Quite desperate by
that time, he snapped at the hand of his captor and sprang away
into the first dark opening. Frightened by the man's cry of pain,
and by the calls and scuffling search for him without, he slunk to
the farthest corner of a dungeon of the Middle Ages, under the
Royal Lodging.
When the hunt for him ceased, Bobby slipped out of hiding and made
his way around the sickle-shaped ledge of rock, and under the guns
of the half-moon battery, to the outer gate. Only a cat, a fox, or
a low, weasel-like dog could have done it. There were many details
that would have enabled the observant little creature to recognize
this barrier as the place where he had come in. Certainly he
attacked it with fury, and on the guards he lavished every art of
appeal that he possessed. But there he was bantered, and a feint
was made of shutting him up in the guard-house as a disorderly
person. With a heart-broken cry he escaped his tormentors, and made
his way back, under the guns, to the citadel.

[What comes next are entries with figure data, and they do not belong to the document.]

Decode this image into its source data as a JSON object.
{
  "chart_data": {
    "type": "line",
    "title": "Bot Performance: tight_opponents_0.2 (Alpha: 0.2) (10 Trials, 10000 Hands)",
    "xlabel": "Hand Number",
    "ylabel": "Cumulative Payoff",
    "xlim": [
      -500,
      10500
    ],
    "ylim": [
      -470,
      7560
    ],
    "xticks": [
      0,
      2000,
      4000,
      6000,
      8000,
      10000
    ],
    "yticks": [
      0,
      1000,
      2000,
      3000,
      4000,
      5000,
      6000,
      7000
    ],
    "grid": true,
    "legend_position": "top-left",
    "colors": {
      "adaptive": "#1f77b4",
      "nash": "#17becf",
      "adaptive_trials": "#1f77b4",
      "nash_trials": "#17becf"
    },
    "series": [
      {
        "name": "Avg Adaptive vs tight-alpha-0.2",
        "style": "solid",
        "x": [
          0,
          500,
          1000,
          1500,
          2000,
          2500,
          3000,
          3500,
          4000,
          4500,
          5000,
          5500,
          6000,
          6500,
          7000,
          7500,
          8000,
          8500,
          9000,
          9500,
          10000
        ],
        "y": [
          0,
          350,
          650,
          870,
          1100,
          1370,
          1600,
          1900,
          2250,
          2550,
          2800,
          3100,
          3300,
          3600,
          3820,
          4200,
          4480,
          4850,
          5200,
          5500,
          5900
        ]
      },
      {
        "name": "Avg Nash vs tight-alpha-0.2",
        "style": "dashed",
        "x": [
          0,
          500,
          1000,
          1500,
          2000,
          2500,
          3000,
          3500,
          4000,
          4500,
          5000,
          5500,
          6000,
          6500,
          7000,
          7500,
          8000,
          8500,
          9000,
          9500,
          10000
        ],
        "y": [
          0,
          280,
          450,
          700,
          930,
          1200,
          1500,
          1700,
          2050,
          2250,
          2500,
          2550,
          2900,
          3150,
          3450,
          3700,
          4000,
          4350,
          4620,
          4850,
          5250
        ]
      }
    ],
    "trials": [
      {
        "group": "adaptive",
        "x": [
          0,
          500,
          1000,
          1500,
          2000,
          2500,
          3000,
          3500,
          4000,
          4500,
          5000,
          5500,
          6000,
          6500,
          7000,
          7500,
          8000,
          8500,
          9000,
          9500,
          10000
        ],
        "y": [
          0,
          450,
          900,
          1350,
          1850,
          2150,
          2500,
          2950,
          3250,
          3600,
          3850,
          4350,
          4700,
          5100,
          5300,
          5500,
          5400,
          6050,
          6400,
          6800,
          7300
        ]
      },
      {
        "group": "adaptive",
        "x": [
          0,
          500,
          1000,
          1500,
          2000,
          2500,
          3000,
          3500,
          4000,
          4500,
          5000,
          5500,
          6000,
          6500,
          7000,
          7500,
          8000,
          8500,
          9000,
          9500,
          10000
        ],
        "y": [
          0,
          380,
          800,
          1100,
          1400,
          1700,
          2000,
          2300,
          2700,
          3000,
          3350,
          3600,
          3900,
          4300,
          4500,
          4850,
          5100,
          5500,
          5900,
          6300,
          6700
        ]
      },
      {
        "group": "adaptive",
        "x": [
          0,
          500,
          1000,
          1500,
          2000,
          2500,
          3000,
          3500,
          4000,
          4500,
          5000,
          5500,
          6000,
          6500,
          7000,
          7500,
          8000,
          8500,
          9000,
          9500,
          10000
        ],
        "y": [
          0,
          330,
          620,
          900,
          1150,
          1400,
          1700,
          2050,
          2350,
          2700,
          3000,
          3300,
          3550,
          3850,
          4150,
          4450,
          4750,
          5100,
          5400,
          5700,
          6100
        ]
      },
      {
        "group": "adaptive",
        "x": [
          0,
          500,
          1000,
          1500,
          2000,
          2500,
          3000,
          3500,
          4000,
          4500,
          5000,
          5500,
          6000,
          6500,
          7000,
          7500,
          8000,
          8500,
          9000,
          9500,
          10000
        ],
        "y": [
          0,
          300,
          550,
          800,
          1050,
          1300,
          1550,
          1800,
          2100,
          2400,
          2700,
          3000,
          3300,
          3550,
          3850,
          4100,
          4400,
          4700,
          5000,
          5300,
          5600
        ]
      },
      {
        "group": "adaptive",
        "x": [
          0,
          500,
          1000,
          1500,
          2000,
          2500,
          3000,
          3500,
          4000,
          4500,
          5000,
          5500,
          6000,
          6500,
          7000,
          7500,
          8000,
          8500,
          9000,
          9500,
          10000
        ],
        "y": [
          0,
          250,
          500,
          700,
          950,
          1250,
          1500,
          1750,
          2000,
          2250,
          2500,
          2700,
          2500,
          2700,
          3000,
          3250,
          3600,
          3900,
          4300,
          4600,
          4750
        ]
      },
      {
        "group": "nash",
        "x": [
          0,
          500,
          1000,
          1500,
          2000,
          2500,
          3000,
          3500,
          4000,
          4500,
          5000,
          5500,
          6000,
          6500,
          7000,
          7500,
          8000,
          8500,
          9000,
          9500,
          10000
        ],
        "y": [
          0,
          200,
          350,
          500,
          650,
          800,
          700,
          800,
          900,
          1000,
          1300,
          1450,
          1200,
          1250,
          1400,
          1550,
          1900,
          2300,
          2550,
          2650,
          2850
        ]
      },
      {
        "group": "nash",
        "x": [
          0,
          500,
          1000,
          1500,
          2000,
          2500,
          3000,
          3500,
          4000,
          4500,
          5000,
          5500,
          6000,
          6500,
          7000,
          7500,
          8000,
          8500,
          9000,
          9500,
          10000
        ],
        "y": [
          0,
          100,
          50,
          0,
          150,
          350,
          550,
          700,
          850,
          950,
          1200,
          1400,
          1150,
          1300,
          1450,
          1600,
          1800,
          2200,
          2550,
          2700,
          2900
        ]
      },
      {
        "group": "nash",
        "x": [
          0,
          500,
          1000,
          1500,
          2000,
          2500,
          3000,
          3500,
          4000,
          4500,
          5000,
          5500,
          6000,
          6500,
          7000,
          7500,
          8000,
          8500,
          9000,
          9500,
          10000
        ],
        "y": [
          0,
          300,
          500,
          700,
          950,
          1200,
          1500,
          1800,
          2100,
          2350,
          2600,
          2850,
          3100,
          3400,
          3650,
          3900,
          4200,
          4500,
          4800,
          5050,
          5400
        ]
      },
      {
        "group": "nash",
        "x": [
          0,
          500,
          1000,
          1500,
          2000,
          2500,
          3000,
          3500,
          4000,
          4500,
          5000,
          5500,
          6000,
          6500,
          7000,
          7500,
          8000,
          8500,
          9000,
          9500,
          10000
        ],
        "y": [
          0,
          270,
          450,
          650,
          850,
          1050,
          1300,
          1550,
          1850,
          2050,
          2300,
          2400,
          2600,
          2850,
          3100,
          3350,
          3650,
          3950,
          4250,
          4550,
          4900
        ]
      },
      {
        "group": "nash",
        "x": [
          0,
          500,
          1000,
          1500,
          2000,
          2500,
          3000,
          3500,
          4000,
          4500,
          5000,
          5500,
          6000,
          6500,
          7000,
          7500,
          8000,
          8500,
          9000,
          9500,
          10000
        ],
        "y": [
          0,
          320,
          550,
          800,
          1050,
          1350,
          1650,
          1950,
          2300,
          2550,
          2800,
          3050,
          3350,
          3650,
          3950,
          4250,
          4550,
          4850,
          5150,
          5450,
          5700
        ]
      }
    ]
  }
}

His confidence in the good intentions of men shaken, Bobby took to
furtive ways. Avoiding lighted buildings and voices, he sped from
shadow to shadow and explored the walls of solid masonry. Again and
again he returned to the postern behind the armory, but the small
back gate that gave to the cliff was not opened. Once he scrambled
up to a loophole in the fortifications and looked abroad at the
scattered lights of the city set in the void of night.